Шрифт:
Интервал:
Закладка:
Все эти переживания приходили ко мне вне времени. Еще и сейчас, спустя столь долгие годы, я помню их даже острее, чем события вчерашнего дня. Они — как истории, нити которых пересекаются в разных слоях. Есть дневная, или «настоящая» жизнь, которая может складываться из мыслей, снов, или даже поэзии; и есть жизнь другого мира, где ты совершенно иная сущность в окружении других сущностей. Разумеется, такие переживания случаются очень нечасто. Но они никогда не блекнут и не путаются со временем, как события этого мира. Они скорее накапливаются, будто серии безвременных воспоминаний, и служат маяками, что отмечают наш путь и движение наших судеб. Благодаря им мы знаем, как далеко нам придется идти, прежде чем мы преодолеем смерть и обретем вечную жизнь.
Иногда оказывается необходимым сделать выбор между жизнью во времени и безвременной жизнью. Но, поскольку ни ту, ни другую нельзя совершенно отбросить, само действие выбора может выявить точку равновесия между ними, место их взаимопроникновения. Интуитивно я чувствовал, что внутри сердца ничто не имеет возраста и всё неизменно. Продвигаясь к постижению самого себя, я вновь буду встречать друзей своего раннего детства, тех невидимых приятелей, что были со мной в саду, и их призраки сделаются реальнее самой реальности. Они не терпели изменений и сохранили вечную юность.

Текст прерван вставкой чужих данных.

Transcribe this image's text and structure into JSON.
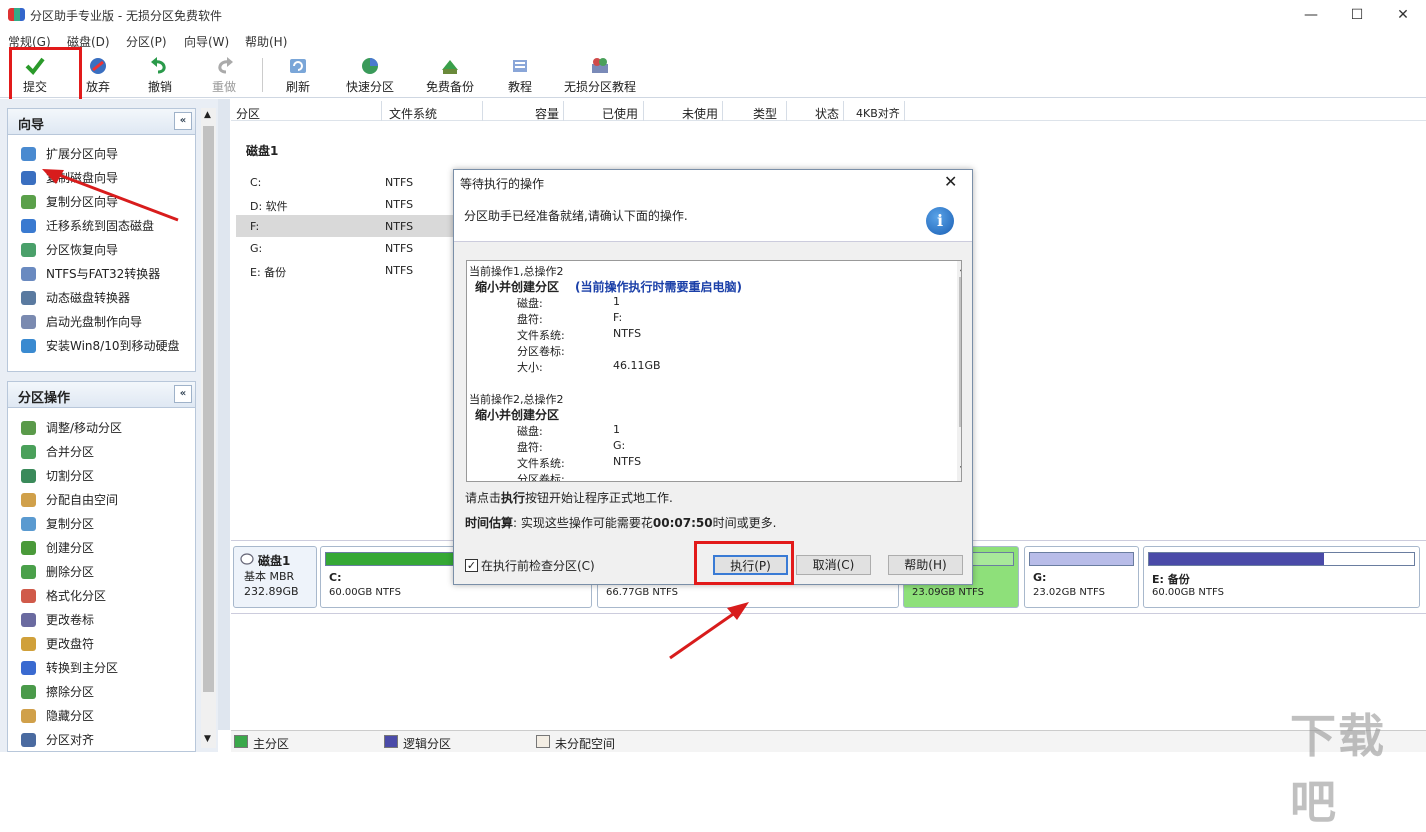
{
  "window": {
    "title": "分区助手专业版 - 无损分区免费软件",
    "min": "—",
    "max": "☐",
    "close": "✕"
  },
  "menu": [
    "常规(G)",
    "磁盘(D)",
    "分区(P)",
    "向导(W)",
    "帮助(H)"
  ],
  "toolbar": {
    "commit": "提交",
    "discard": "放弃",
    "undo": "撤销",
    "redo": "重做",
    "refresh": "刷新",
    "quick_partition": "快速分区",
    "free_backup": "免费备份",
    "tutorial": "教程",
    "lossless_tutorial": "无损分区教程"
  },
  "wizard_panel": {
    "title": "向导",
    "collapse": "«",
    "items": [
      "扩展分区向导",
      "复制磁盘向导",
      "复制分区向导",
      "迁移系统到固态磁盘",
      "分区恢复向导",
      "NTFS与FAT32转换器",
      "动态磁盘转换器",
      "启动光盘制作向导",
      "安装Win8/10到移动硬盘"
    ]
  },
  "ops_panel": {
    "title": "分区操作",
    "collapse": "«",
    "items": [
      "调整/移动分区",
      "合并分区",
      "切割分区",
      "分配自由空间",
      "复制分区",
      "创建分区",
      "删除分区",
      "格式化分区",
      "更改卷标",
      "更改盘符",
      "转换到主分区",
      "擦除分区",
      "隐藏分区",
      "分区对齐"
    ]
  },
  "columns": [
    "分区",
    "文件系统",
    "容量",
    "已使用",
    "未使用",
    "类型",
    "状态",
    "4KB对齐"
  ],
  "disk_label": "磁盘1",
  "partitions": [
    {
      "name": "C:",
      "fs": "NTFS"
    },
    {
      "name": "D: 软件",
      "fs": "NTFS"
    },
    {
      "name": "F:",
      "fs": "NTFS"
    },
    {
      "name": "G:",
      "fs": "NTFS"
    },
    {
      "name": "E: 备份",
      "fs": "NTFS"
    }
  ],
  "diskmap": {
    "disk_name": "磁盘1",
    "disk_type": "基本 MBR",
    "disk_size": "232.89GB",
    "blocks": [
      {
        "name": "C:",
        "size": "60.00GB NTFS",
        "color": "#35a835",
        "fill": 0.65
      },
      {
        "name": "",
        "size": "66.77GB NTFS",
        "color": "#35a835",
        "fill": 0.4
      },
      {
        "name": "",
        "size": "23.09GB NTFS",
        "color": "#a8e89a",
        "fill": 1.0
      },
      {
        "name": "G:",
        "size": "23.02GB NTFS",
        "color": "#b8bce8",
        "fill": 1.0
      },
      {
        "name": "E: 备份",
        "size": "60.00GB NTFS",
        "color": "#4a4aa8",
        "fill": 0.66
      }
    ]
  },
  "legend": {
    "primary": "主分区",
    "logical": "逻辑分区",
    "unallocated": "未分配空间"
  },
  "dialog": {
    "title": "等待执行的操作",
    "close": "✕",
    "info_text": "分区助手已经准备就绪,请确认下面的操作.",
    "info_icon": "i",
    "ops": {
      "op1_header": "当前操作1,总操作2",
      "op1_title": "缩小并创建分区",
      "op1_note": "(当前操作执行时需要重启电脑)",
      "op1_fields": [
        [
          "磁盘:",
          "1"
        ],
        [
          "盘符:",
          "F:"
        ],
        [
          "文件系统:",
          "NTFS"
        ],
        [
          "分区卷标:",
          ""
        ],
        [
          "大小:",
          "46.11GB"
        ]
      ],
      "op2_header": "当前操作2,总操作2",
      "op2_title": "缩小并创建分区",
      "op2_fields": [
        [
          "磁盘:",
          "1"
        ],
        [
          "盘符:",
          "G:"
        ],
        [
          "文件系统:",
          "NTFS"
        ],
        [
          "分区卷标:",
          ""
        ]
      ]
    },
    "hint_pre": "请点击",
    "hint_bold": "执行",
    "hint_post": "按钮开始让程序正式地工作.",
    "time_label": "时间估算",
    "time_pre": ": 实现这些操作可能需要花",
    "time_value": "00:07:50",
    "time_post": "时间或更多.",
    "check_label": "在执行前检查分区(C)",
    "execute": "执行(P)",
    "cancel": "取消(C)",
    "help": "帮助(H)"
  },
  "watermark": "下载吧"
}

Чтобы преуспеть, мне, может быть, придется совершенно переместиться в сферу безвременной реальности. А это потребует от меня опустошающего усилия воли. Ведь ни жизнь, ни смерть не станут взаимодействовать: каждая старается навязать лишь свои ценности.
IX. Наставник придет, когда послушник будет готов
Понадобилось бы очень много слов, чтобы рассказать о том, как я в итоге пришел к своему Наставнику. Но есть старая пословица, отражающая самую суть: «Наставник приходит, когда послушник готов». По–крайней мере, со мной случилось именно это, хотя еще и сейчас я не могу сказать, во благо или во зло.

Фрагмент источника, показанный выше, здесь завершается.